Nach dem jüngsten Anschlag auf eine PanAm-Maschine in Karatschi unterhielt der populäre US-Rundfunkkommentator Paul Harvey in seiner Nachrichtensendung seine Hörer mit folgendem Wunschkonzert:
"Terroristen haben amerikanisches Eigentum angegriffen. Ihr Auftraggeber, Oberst Gadafi, beteuert wieder einmal seine Unschuld. Weiß er nicht, daß allein unsere Marines sein ganzes Land vernichten und ihn töten könnten? Ich sagte 'könnten', denn noch haben sie nicht den Befehl unseres Präsidenten dazu erhalten." (August 1986)
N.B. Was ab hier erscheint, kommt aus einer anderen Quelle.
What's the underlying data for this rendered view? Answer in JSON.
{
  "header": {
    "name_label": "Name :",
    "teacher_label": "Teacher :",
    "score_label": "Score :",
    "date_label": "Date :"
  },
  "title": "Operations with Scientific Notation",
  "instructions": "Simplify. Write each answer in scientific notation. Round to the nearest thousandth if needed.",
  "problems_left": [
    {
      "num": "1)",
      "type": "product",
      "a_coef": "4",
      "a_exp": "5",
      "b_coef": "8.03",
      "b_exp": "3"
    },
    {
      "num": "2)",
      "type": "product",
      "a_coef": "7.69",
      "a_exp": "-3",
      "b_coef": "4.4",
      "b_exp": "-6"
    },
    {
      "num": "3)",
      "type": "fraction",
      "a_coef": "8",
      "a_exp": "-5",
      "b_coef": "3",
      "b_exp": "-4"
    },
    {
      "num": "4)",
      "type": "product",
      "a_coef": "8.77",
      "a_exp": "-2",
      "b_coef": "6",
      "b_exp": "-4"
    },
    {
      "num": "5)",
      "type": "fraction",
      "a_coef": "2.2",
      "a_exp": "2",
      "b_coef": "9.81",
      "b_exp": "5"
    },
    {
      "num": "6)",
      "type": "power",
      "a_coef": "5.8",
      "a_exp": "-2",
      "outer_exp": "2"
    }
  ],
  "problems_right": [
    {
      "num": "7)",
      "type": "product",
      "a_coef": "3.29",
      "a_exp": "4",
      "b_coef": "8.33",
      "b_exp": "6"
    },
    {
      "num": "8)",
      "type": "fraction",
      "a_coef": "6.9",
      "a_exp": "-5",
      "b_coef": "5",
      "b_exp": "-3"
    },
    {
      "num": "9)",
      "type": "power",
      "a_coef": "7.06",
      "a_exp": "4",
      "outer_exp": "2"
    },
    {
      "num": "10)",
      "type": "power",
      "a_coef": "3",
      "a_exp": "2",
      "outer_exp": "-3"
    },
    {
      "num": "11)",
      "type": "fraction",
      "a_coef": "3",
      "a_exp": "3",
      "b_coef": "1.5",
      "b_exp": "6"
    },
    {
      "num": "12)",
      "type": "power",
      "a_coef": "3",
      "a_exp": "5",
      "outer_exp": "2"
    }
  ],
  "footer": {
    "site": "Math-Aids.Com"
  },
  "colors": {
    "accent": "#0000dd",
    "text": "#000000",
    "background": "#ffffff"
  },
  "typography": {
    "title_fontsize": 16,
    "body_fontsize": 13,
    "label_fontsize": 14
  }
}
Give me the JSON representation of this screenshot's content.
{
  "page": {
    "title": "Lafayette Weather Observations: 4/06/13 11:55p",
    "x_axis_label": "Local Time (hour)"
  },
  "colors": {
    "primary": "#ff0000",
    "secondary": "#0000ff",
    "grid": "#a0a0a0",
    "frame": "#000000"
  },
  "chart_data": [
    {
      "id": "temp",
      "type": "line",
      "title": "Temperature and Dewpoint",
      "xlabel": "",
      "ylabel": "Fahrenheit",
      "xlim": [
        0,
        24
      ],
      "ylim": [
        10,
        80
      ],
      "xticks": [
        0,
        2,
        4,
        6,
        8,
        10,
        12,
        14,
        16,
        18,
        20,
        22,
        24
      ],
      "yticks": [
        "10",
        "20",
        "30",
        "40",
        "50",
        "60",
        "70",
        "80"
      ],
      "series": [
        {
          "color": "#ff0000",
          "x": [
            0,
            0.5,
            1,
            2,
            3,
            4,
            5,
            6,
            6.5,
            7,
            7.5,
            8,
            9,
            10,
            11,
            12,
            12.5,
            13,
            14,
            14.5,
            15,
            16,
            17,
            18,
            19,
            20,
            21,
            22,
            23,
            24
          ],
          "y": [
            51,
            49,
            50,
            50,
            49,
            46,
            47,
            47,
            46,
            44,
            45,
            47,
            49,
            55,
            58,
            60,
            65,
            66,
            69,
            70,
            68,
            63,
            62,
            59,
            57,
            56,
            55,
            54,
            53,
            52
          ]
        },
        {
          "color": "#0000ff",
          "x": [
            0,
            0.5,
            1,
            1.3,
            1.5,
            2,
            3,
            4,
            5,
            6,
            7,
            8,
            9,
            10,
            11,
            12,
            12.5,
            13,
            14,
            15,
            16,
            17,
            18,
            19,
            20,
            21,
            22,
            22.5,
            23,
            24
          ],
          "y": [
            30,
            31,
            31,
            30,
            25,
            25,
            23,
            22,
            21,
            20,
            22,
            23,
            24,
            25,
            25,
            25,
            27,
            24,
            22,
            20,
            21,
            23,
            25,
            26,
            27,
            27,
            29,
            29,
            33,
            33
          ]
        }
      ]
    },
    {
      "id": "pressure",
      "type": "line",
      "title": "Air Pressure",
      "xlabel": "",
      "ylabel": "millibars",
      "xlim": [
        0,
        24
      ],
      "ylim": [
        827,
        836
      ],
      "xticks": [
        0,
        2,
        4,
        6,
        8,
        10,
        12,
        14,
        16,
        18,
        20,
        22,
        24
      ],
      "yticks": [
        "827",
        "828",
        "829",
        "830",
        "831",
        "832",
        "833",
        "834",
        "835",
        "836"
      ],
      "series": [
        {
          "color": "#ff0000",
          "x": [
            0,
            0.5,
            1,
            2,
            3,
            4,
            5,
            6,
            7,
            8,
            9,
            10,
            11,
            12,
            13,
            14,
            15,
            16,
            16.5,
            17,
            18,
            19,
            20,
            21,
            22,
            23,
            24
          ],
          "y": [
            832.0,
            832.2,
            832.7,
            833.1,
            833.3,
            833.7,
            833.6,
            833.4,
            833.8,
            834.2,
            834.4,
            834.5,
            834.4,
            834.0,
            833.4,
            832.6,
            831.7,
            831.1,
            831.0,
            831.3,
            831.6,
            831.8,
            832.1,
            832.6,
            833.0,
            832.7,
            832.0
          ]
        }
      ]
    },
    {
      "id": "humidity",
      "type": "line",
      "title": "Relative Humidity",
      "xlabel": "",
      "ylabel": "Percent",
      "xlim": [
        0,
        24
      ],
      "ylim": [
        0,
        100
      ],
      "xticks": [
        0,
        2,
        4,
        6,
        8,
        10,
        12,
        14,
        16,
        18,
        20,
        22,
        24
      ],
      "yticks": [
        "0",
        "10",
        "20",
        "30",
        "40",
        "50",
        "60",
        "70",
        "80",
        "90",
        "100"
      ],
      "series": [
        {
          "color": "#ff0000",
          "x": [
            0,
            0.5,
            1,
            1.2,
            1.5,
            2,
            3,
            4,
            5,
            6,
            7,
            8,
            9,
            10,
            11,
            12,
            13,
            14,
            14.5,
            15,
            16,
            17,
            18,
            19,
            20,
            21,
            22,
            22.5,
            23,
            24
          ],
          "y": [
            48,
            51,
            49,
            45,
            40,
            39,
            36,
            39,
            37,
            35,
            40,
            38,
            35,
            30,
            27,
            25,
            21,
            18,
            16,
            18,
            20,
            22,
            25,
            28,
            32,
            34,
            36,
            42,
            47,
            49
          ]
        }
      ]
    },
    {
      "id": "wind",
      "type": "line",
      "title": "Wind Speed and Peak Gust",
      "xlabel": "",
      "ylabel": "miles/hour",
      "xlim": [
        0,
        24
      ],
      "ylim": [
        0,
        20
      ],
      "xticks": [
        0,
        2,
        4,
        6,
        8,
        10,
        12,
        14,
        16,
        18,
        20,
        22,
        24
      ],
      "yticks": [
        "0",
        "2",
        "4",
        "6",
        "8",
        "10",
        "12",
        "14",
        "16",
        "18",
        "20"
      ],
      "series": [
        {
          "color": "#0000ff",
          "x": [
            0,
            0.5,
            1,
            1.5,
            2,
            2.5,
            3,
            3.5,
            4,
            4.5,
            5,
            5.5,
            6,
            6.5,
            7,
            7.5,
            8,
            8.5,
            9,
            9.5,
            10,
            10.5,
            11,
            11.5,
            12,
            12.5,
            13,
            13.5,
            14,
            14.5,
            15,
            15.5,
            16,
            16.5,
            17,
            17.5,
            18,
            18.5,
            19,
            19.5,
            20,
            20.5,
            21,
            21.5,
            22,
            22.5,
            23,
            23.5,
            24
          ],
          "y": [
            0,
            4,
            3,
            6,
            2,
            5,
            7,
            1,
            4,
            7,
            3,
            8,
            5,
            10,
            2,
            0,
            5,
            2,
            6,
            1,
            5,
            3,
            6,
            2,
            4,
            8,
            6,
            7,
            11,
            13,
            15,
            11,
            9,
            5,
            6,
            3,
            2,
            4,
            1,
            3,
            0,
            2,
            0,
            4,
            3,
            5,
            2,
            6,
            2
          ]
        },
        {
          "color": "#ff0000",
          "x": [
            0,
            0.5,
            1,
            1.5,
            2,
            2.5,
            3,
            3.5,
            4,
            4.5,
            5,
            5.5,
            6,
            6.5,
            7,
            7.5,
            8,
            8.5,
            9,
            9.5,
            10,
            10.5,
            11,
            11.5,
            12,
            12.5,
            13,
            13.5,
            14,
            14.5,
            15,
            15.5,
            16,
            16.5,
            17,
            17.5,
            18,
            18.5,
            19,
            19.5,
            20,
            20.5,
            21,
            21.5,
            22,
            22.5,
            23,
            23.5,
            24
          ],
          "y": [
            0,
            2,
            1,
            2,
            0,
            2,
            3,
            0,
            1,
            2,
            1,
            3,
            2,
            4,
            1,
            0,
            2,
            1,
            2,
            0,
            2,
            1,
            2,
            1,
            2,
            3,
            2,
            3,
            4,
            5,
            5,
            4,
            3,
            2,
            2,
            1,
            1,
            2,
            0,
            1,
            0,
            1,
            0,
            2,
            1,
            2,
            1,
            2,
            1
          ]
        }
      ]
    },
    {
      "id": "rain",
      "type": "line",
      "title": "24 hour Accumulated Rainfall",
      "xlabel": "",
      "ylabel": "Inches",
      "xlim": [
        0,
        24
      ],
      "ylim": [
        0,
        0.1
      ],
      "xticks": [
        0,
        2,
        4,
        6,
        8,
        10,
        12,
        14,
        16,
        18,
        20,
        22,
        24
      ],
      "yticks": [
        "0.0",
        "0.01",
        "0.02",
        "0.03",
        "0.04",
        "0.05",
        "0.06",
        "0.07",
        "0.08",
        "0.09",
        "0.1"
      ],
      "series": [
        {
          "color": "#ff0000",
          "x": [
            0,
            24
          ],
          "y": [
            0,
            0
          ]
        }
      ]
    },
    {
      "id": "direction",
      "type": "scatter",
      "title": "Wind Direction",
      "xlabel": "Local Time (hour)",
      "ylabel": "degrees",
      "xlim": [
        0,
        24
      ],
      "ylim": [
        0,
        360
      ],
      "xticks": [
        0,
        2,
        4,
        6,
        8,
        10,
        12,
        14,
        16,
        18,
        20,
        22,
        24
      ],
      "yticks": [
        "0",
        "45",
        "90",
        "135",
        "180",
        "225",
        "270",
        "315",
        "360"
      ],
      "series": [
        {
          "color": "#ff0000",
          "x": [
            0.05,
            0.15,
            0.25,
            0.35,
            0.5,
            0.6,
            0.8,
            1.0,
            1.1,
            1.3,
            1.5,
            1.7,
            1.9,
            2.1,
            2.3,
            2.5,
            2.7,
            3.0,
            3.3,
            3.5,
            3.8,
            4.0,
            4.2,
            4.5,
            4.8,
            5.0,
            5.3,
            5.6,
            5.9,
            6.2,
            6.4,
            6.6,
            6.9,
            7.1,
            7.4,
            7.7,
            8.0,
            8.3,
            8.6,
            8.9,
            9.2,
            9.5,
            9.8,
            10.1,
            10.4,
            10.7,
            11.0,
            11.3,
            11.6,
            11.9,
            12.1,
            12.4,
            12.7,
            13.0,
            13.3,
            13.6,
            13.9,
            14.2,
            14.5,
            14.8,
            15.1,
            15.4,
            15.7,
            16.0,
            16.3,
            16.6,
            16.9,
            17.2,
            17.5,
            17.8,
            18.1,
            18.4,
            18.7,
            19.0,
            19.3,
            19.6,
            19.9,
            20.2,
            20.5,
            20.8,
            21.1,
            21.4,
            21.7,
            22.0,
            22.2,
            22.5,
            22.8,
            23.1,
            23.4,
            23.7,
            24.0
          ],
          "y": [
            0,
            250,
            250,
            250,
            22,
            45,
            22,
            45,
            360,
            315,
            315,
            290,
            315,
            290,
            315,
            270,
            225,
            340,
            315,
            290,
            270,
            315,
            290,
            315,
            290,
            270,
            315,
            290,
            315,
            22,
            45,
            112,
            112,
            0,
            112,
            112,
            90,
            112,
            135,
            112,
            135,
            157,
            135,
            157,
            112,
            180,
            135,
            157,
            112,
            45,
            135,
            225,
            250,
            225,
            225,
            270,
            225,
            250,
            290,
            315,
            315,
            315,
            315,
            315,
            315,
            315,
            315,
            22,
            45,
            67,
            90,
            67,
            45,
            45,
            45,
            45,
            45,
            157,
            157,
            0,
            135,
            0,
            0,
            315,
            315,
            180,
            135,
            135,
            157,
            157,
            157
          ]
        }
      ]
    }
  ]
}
So diskutiert die öffentliche Meinung in den USA: Überlegungen, ob eine solche Aktion irgendwelche Konsequenzen für das eigene Land haben könnte, kommen kaum vor. Statt dessen fordern der Präsident und sein Außenminister die Sowjetunion auf,
"ihren Beitrag zum Sieg über den internationalen Terrorismus zu leisten." (Reagan vor der UNO)
Das ist die gleiche Logik, mit der die Sowjetunion "eingeladen" wird, an SDI "mitzuarbeiten" bzw. Beobachter zu den US-Atomtests zu entsenden. Es handelt sich um eine öffentlich anerkannte und durchgesetzte Ideologie, was ihr Erfolg beweist: Nach Wähleranalysen in den USA haben über 70% aller Oberschüler und Studenten, die zum Wählen gingen, 1984 für Reagan gestimmt,
"weil sie Angst vor einem Atomkrieg haben. Sie sind fasziniert vom kühnen Projekt des Präsidenten, das Territorium der USA unverwundbar für einen Atomschlag zu machen." (Time, 51/1984)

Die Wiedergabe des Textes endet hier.